Part 14

9.2K 673 50
                                    

Vote dulu sayang

___
Reta marah.

Rena jadi bingung, Reta itu kalau ngambek dinginnya ngalahin cowok-cowok wattpad, apalagi jika diajak berbicara.

Cewek yang lagi mengelus perutnya itu, berjalan ke sana kemari sembari menimbang. Apa yang mesti dia lakukan? Agar sang sahabat mau memaafkannya.

Kesalahan mereka berdua memang tak bisa ditolerir. Ya, Rena telah memberitahu pada Reta tentang perbincangan dia dan Deva. Yang katanya hidup tanpa nikah dan hanya merawat anak-anak mereka ketika lahir.

Reta yang mendengarnya saja tentu langsung geram. Bisanya Rena dan Deva sebagai orang tua kandung, tega?

Dengan keberanian, Rena menyusul sahabatnya itu yang sedang di balkon Penthouse. Tempat biasa mereka merenung, atau bergosip ria.

"Ret?" panggilnya pelan seraya menyentuh pundak Reta. Posisinya, Reta tengah membelakanginya, sedang menatap kota di malam hari dari atas.

"Reta? Lo masih marah?"

Iyalah. Dalam hati Rena merutuki pertanyaan bodohnya. Jelas dia tahu, Reta belum memaafkan mereka. Reta wajar marah karena ketidakpeduliannya pada anak mereka. Maka dari itu, Rena mengajak cowok yang bersangkutan untuk merundingkan hal tersebut. Namun, Reta tetap marah sekaligus sedih karena memang mereka salah.

Rena menarik tangannya kembali."Gue minta maaf, Ret," sesalnya yang juga berdiri di dekat pembatas memandang pemandangan dari atas.

"Lo jangan minta maaf sama gue." Reta mendengus tak acuh. Benaknya dipenuhi berbagai pertanyaan.

"Iya. Gue salah. Gue sama Deva salah. Kita berdua egois sama anak kita sendiri." Rena menunduk seraya menatap perut buncitnya itu. Tangannya terangkat mengelus kedua anaknya yang masih dilindungi perutnya.

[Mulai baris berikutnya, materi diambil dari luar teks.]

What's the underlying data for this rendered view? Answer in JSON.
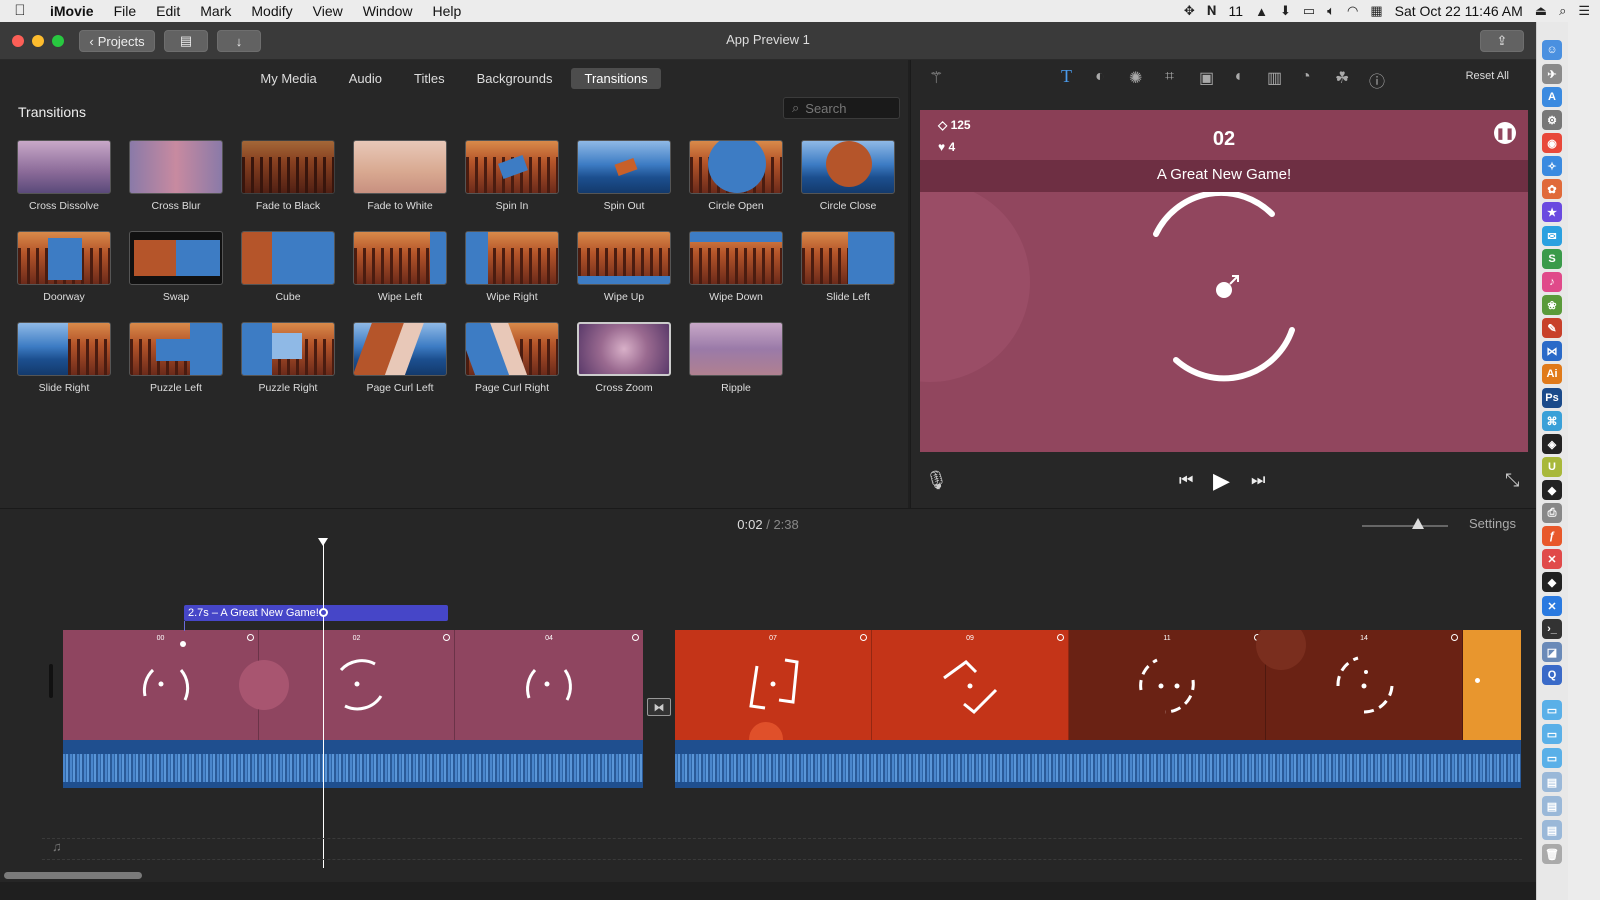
{
  "menubar": {
    "apple": "",
    "app_name": "iMovie",
    "menus": [
      "File",
      "Edit",
      "Mark",
      "Modify",
      "View",
      "Window",
      "Help"
    ],
    "status_num": "11",
    "datetime": "Sat Oct 22  11:46 AM"
  },
  "window": {
    "title": "App Preview 1",
    "projects_btn": "Projects"
  },
  "browser": {
    "tabs": [
      "My Media",
      "Audio",
      "Titles",
      "Backgrounds",
      "Transitions"
    ],
    "active_tab": "Transitions",
    "section_title": "Transitions",
    "search_placeholder": "Search",
    "transitions": [
      {
        "label": "Cross Dissolve"
      },
      {
        "label": "Cross Blur"
      },
      {
        "label": "Fade to Black"
      },
      {
        "label": "Fade to White"
      },
      {
        "label": "Spin In"
      },
      {
        "label": "Spin Out"
      },
      {
        "label": "Circle Open"
      },
      {
        "label": "Circle Close"
      },
      {
        "label": "Doorway"
      },
      {
        "label": "Swap"
      },
      {
        "label": "Cube"
      },
      {
        "label": "Wipe Left"
      },
      {
        "label": "Wipe Right"
      },
      {
        "label": "Wipe Up"
      },
      {
        "label": "Wipe Down"
      },
      {
        "label": "Slide Left"
      },
      {
        "label": "Slide Right"
      },
      {
        "label": "Puzzle Left"
      },
      {
        "label": "Puzzle Right"
      },
      {
        "label": "Page Curl Left"
      },
      {
        "label": "Page Curl Right"
      },
      {
        "label": "Cross Zoom"
      },
      {
        "label": "Ripple"
      }
    ],
    "selected_transition": "Cross Zoom"
  },
  "viewer": {
    "reset_all": "Reset All",
    "game": {
      "gems": "125",
      "hearts": "4",
      "score": "02",
      "title": "A Great New Game!"
    }
  },
  "timeline": {
    "current_time": "0:02",
    "separator": "/",
    "duration": "2:38",
    "settings": "Settings",
    "title_clip": "2.7s – A Great New Game!",
    "clip1_frames": [
      "00",
      "02",
      "04"
    ],
    "clip2_frames": [
      "07",
      "09",
      "11",
      "14"
    ],
    "transition_icon": "⧓"
  },
  "colors": {
    "game_bg": "#91465e",
    "clip1": "#8f4560",
    "clip2_a": "#c43418",
    "clip2_b": "#6a2214",
    "clip2_c": "#e8962e",
    "title_clip": "#4646c8",
    "audio": "#1f4f8f"
  }
}
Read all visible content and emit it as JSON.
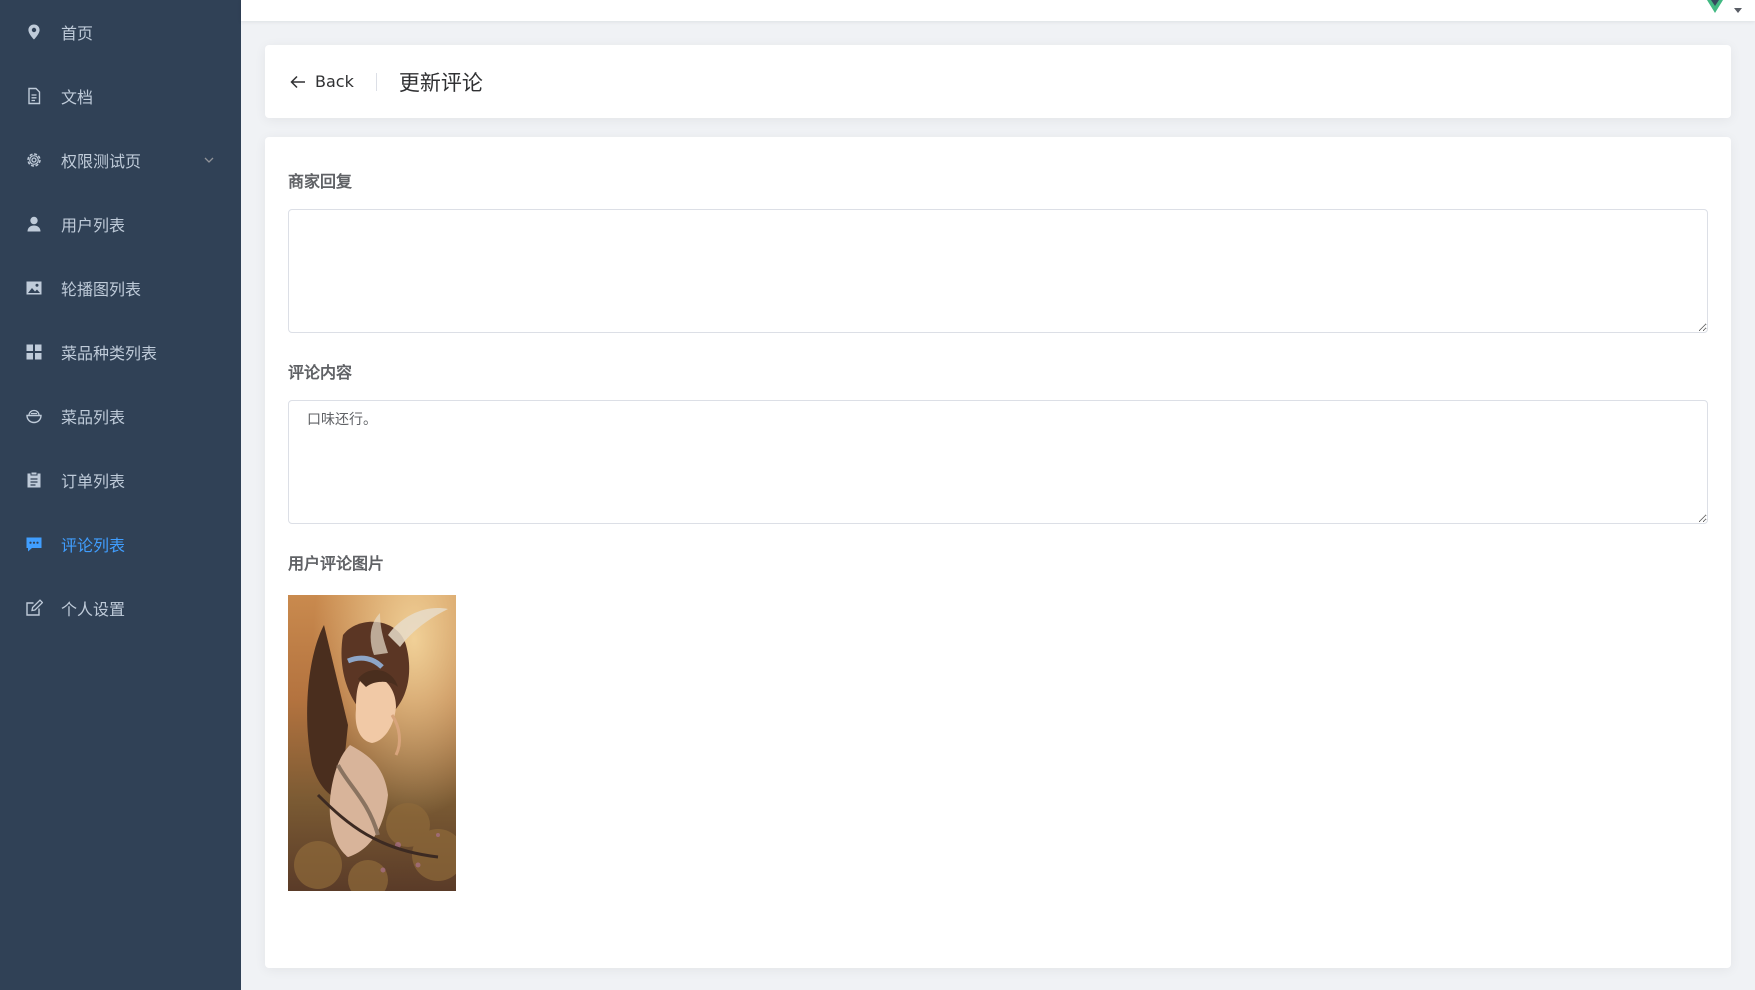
{
  "sidebar": {
    "items": [
      {
        "label": "首页",
        "icon": "location-icon"
      },
      {
        "label": "文档",
        "icon": "document-icon"
      },
      {
        "label": "权限测试页",
        "icon": "gear-icon",
        "has_submenu": true
      },
      {
        "label": "用户列表",
        "icon": "user-icon"
      },
      {
        "label": "轮播图列表",
        "icon": "picture-icon"
      },
      {
        "label": "菜品种类列表",
        "icon": "grid-icon"
      },
      {
        "label": "菜品列表",
        "icon": "bowl-icon"
      },
      {
        "label": "订单列表",
        "icon": "clipboard-icon"
      },
      {
        "label": "评论列表",
        "icon": "chat-icon",
        "active": true
      },
      {
        "label": "个人设置",
        "icon": "edit-icon"
      }
    ]
  },
  "header": {
    "back_label": "Back",
    "title": "更新评论"
  },
  "form": {
    "reply_label": "商家回复",
    "reply_value": "",
    "content_label": "评论内容",
    "content_value": "口味还行。",
    "images_label": "用户评论图片"
  },
  "colors": {
    "sidebar_bg": "#304156",
    "sidebar_text": "#bfcbd9",
    "active": "#409eff",
    "logo": "#42b983"
  }
}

Reta menoleh sebentar ke arah Rena kemudian mendecih sinis. "Gue heran. Di otak Lo berdua itu apa sih? Ini kesalahan Lo berdua meskipun kalian ga sengaja. Tapi apa? Kalian itu mau bebas terus. Lupa sama keadaan yang maunya kalian jalanin, kalian egois! Anak kalian korban, bukan Lo atau pun Deva," menunjuk wajah Rena kemudian memalingkan wajahnya. Tak terasa matanya pun mulai memanas. Ia sedih dan iba pada anak yang tidak tahu apa-apa. Anak korban dari orang tuanya. Anak yang sama sekali belum lahir, yang tak diinginkan kah? Sampai mereka tak bisa mengorbankan sedikit saja, hanya status, agar anak sahabatnya itu punya keluarga utuh.

Rena menunduk, rasa bersalahnya semakin besar. Ini memang salah mereka. Salahnya juga, tidak meminta Deva bertanggungjawab saja. Dia sama sekali tidak memikirkan anak-anaknya.

"Hiks g-gue emang salah. M-maaf Ret."

"Lo jangan minta maaf ke gue! Minta maaf sama anak Lo kalo Lo emang sayang sama mereka." Reta pun sama. Ia juga menangis, kasihan pada bayi-bayi yang masih belum lahir itu. Tidakkah Rena mengerti akan perasaan anaknya itu ketika lahir dan besar nanti? Apa kata orang, apa kata temannya nanti? Bisanya anak memiliki orang tua namun tak memiliki status. Kuatkah anaknya nanti menerima cemoohan demi cemoohan yang pasti akan mereka dengar? Tentunya mental anak-anak belia itu terganggu.

Rena mengusap air matanya, menatap dari atas perutnya. "Maafin mama, ya," katanya dalam hati.

Penyesalannya tak berarti apa-apa. Tak ada rasa simpati maupun empati pada kedua anaknya itu. Bahkan, dia tidak terlalu antusias ketika tahu benar ada kehidupan lain di dalam perutnya.